Et c'est pourquoi l'humanisme sera, à strictement parler, pour tout chrétien soucieux du sens des mots, un leurre ou un contresens, où l'homme déplore les conséquences des causes qu'il chérit (si la cause des malheurs de l'homme et du monde réside dans la Chute, c'est-à-dire l'autonomisation de l'homme par rapport à Dieu, alors ...). Et je ne doute pas que Tolkien ferait sienne cette analyse de l'histoire des mots et du quiproquo moral qui ont sinon présidé en tout cas accompagné ce contresens :
[citation]La « sécularisation » désigne, outre les événements ponctuels que rapporte l’histoire, une théorie de plus vaste ampleur sur l'Histoire en général, laquelle aurait une tendance spontanée à prendre distance par rapport au sacré initial et à s'installer dans le profane. La sécularité serait de la sorte non seulement un état de fait, mais le but vers lequel tendrait le mouvement de l’histoire. Avec le « sécularisme », nous faisons un pas de plus. Le suffixe suggère une valorisation, une prise de parti en faveur du mouvement vers la sécularité, lequel est accueilli non seulement sans regret, mais avec satisfaction, au point que certains souhaitent l’accélérer encore. [...]

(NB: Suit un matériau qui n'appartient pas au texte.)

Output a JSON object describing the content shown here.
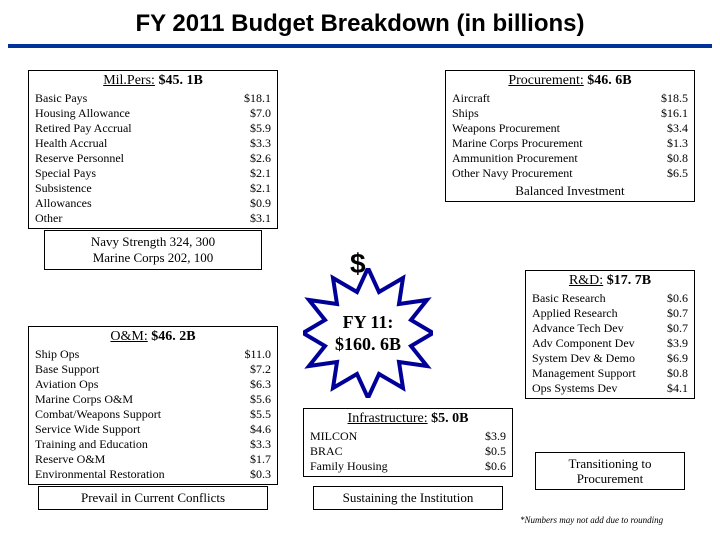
{
  "title": "FY 2011 Budget Breakdown (in billions)",
  "milpers": {
    "header_label": "Mil.Pers:",
    "header_amount": "$45. 1B",
    "items": [
      {
        "label": "Basic Pays",
        "val": "$18.1"
      },
      {
        "label": "Housing Allowance",
        "val": "$7.0"
      },
      {
        "label": "Retired Pay Accrual",
        "val": "$5.9"
      },
      {
        "label": "Health Accrual",
        "val": "$3.3"
      },
      {
        "label": "Reserve Personnel",
        "val": "$2.6"
      },
      {
        "label": "Special Pays",
        "val": "$2.1"
      },
      {
        "label": "Subsistence",
        "val": "$2.1"
      },
      {
        "label": "Allowances",
        "val": "$0.9"
      },
      {
        "label": "Other",
        "val": "$3.1"
      }
    ]
  },
  "strength": {
    "line1": "Navy Strength 324, 300",
    "line2": "Marine Corps 202, 100"
  },
  "om": {
    "header_label": "O&M:",
    "header_amount": "$46. 2B",
    "items": [
      {
        "label": "Ship Ops",
        "val": "$11.0"
      },
      {
        "label": "Base Support",
        "val": "$7.2"
      },
      {
        "label": "Aviation Ops",
        "val": "$6.3"
      },
      {
        "label": "Marine Corps O&M",
        "val": "$5.6"
      },
      {
        "label": "Combat/Weapons Support",
        "val": "$5.5"
      },
      {
        "label": "Service Wide Support",
        "val": "$4.6"
      },
      {
        "label": "Training and Education",
        "val": "$3.3"
      },
      {
        "label": "Reserve O&M",
        "val": "$1.7"
      },
      {
        "label": "Environmental Restoration",
        "val": "$0.3"
      }
    ],
    "banner": "Prevail in Current Conflicts"
  },
  "procurement": {
    "header_label": "Procurement:",
    "header_amount": "$46. 6B",
    "items": [
      {
        "label": "Aircraft",
        "val": "$18.5"
      },
      {
        "label": "Ships",
        "val": "$16.1"
      },
      {
        "label": "Weapons Procurement",
        "val": "$3.4"
      },
      {
        "label": "Marine Corps Procurement",
        "val": "$1.3"
      },
      {
        "label": "Ammunition Procurement",
        "val": "$0.8"
      },
      {
        "label": "Other Navy Procurement",
        "val": "$6.5"
      }
    ],
    "balanced": "Balanced Investment"
  },
  "rd": {
    "header_label": "R&D:",
    "header_amount": "$17. 7B",
    "items": [
      {
        "label": "Basic Research",
        "val": "$0.6"
      },
      {
        "label": "Applied Research",
        "val": "$0.7"
      },
      {
        "label": "Advance Tech Dev",
        "val": "$0.7"
      },
      {
        "label": "Adv Component Dev",
        "val": "$3.9"
      },
      {
        "label": "System Dev & Demo",
        "val": "$6.9"
      },
      {
        "label": "Management Support",
        "val": "$0.8"
      },
      {
        "label": "Ops Systems Dev",
        "val": "$4.1"
      }
    ],
    "banner1": "Transitioning to",
    "banner2": "Procurement"
  },
  "infra": {
    "header_label": "Infrastructure:",
    "header_amount": "$5. 0B",
    "items": [
      {
        "label": "MILCON",
        "val": "$3.9"
      },
      {
        "label": "BRAC",
        "val": "$0.5"
      },
      {
        "label": "Family Housing",
        "val": "$0.6"
      }
    ],
    "banner": "Sustaining the Institution"
  },
  "center": {
    "dollar": "$",
    "line1": "FY 11:",
    "line2": "$160. 6B"
  },
  "footnote": "*Numbers may not add due to rounding",
  "colors": {
    "blue_bar": "#003399",
    "star_fill": "#000099"
  }
}
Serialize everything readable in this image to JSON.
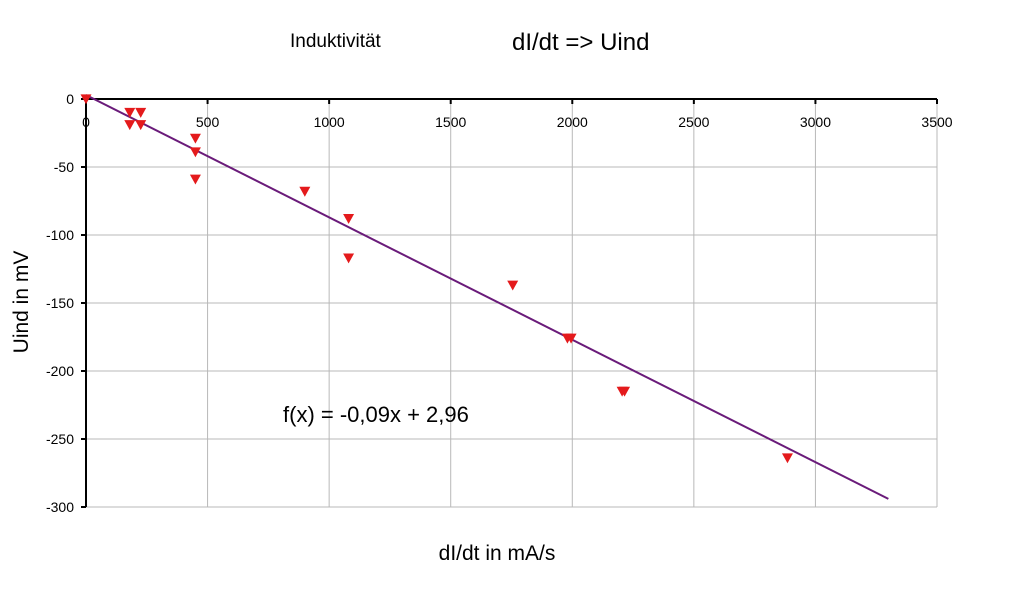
{
  "chart_data": {
    "type": "scatter",
    "subtitle": "Induktivität",
    "title": "dI/dt => Uind",
    "xlabel": "dI/dt in mA/s",
    "ylabel": "Uind in mV",
    "xlim": [
      0,
      3500
    ],
    "ylim": [
      -300,
      0
    ],
    "x_ticks": [
      0,
      500,
      1000,
      1500,
      2000,
      2500,
      3000,
      3500
    ],
    "y_ticks": [
      0,
      -50,
      -100,
      -150,
      -200,
      -250,
      -300
    ],
    "x_tick_labels": [
      "0",
      "500",
      "1000",
      "1500",
      "2000",
      "2500",
      "3000",
      "3500"
    ],
    "y_tick_labels": [
      "0",
      "-50",
      "-100",
      "-150",
      "-200",
      "-250",
      "-300"
    ],
    "grid": true,
    "marker_color": "#e41a1c",
    "trendline_color": "#6a1b7a",
    "points": [
      {
        "x": 0,
        "y": 0
      },
      {
        "x": 180,
        "y": -10
      },
      {
        "x": 180,
        "y": -19
      },
      {
        "x": 225,
        "y": -10
      },
      {
        "x": 225,
        "y": -19
      },
      {
        "x": 450,
        "y": -29
      },
      {
        "x": 450,
        "y": -39
      },
      {
        "x": 450,
        "y": -59
      },
      {
        "x": 900,
        "y": -68
      },
      {
        "x": 1080,
        "y": -88
      },
      {
        "x": 1080,
        "y": -117
      },
      {
        "x": 1755,
        "y": -137
      },
      {
        "x": 1980,
        "y": -176
      },
      {
        "x": 1995,
        "y": -176
      },
      {
        "x": 2205,
        "y": -215
      },
      {
        "x": 2215,
        "y": -215
      },
      {
        "x": 2885,
        "y": -264
      }
    ],
    "trendline": {
      "slope": -0.09,
      "intercept": 2.96,
      "x_range": [
        0,
        3300
      ],
      "equation": "f(x) = -0,09x + 2,96"
    }
  }
}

Quant au fond, le débat pour lequel il a été forgé est faux : le sécularisme s’imagine que la religion est à l’origine de préceptes moraux, et qu'il convient de montrer que ceux-ci se laissent penser sans une révélation particulière de Dieu. Or, c’est justement ce que le christianisme soutient explicitement depuis l'Épître aux Romains [small](II, 14-15)[/small] et, implicitement, depuis Jésus lui-même [small](Pour la problématique d'ensemble, voir mon La Loi de Dieu, op. cit., surtout p. 87-88 et 111-113)[/small]. Les partisans du sécularisme sont d’ailleurs fort excusables, car bien des chrétiens de l'époque croyaient défendre la religion en montrant qu’elle est indispensable pour assurer l'éducation morale de l’homme.[/citation]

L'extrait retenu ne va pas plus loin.